Frontend Performance Monitoring: Loading Metrics and Jank Detection using PerformanceObserver and js-self-profiling API
The article explains how to build a frontend performance monitoring system that uses PerformanceObserver and the js‑self‑profiling API to capture Core Web Vitals, detect long‑task jank, correlate network requests and user actions, and preview future ComputePressure metrics for comprehensive user‑experience diagnostics.
The article discusses building a frontend monitoring system to capture user‑experience issues such as blank screens, long load times, and jank.
It introduces the Core Web Vitals (FCP, LCP, CLS, TTI, TBT) and explains how Chrome Lighthouse can be used for lab testing, while real‑user metrics are obtained via the PerformanceObserver API.
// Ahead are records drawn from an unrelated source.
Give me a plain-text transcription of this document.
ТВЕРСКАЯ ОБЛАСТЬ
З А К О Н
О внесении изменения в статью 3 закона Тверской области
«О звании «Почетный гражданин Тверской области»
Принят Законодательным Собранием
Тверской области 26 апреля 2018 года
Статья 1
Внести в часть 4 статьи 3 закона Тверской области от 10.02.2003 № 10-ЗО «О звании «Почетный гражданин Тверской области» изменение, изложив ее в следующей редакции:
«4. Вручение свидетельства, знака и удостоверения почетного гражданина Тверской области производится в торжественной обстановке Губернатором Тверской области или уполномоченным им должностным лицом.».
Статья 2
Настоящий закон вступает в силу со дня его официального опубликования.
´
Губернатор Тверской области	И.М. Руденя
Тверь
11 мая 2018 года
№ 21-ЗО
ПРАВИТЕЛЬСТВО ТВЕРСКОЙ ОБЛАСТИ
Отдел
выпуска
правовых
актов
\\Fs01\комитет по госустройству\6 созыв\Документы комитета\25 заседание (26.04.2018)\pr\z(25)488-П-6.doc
The author shows how to monitor page‑load performance by observing FCP, LCP, CLS, TBT and TTI, assigning weights and reporting scores for alerting.
For jank detection, the concept of a Longtask (≥50 ms blocking the main thread) is explained, and PerformanceObserver is used to capture longtask entries, including duration and start time.
To add context, the article describes linking network requests (via PerformanceResourceTiming) and user actions (click/keydown) to longtasks, and extracting call‑stack information with the js‑self‑profiling API (requiring Document‑Policy: js‑profiling=?1).
When stack information is unavailable, the author suggests using rrweb to record and replay DOM changes preceding a longtask.
Finally, it looks ahead to the ComputePressure API in Chrome 115 for monitoring CPU load, temperature, and battery state.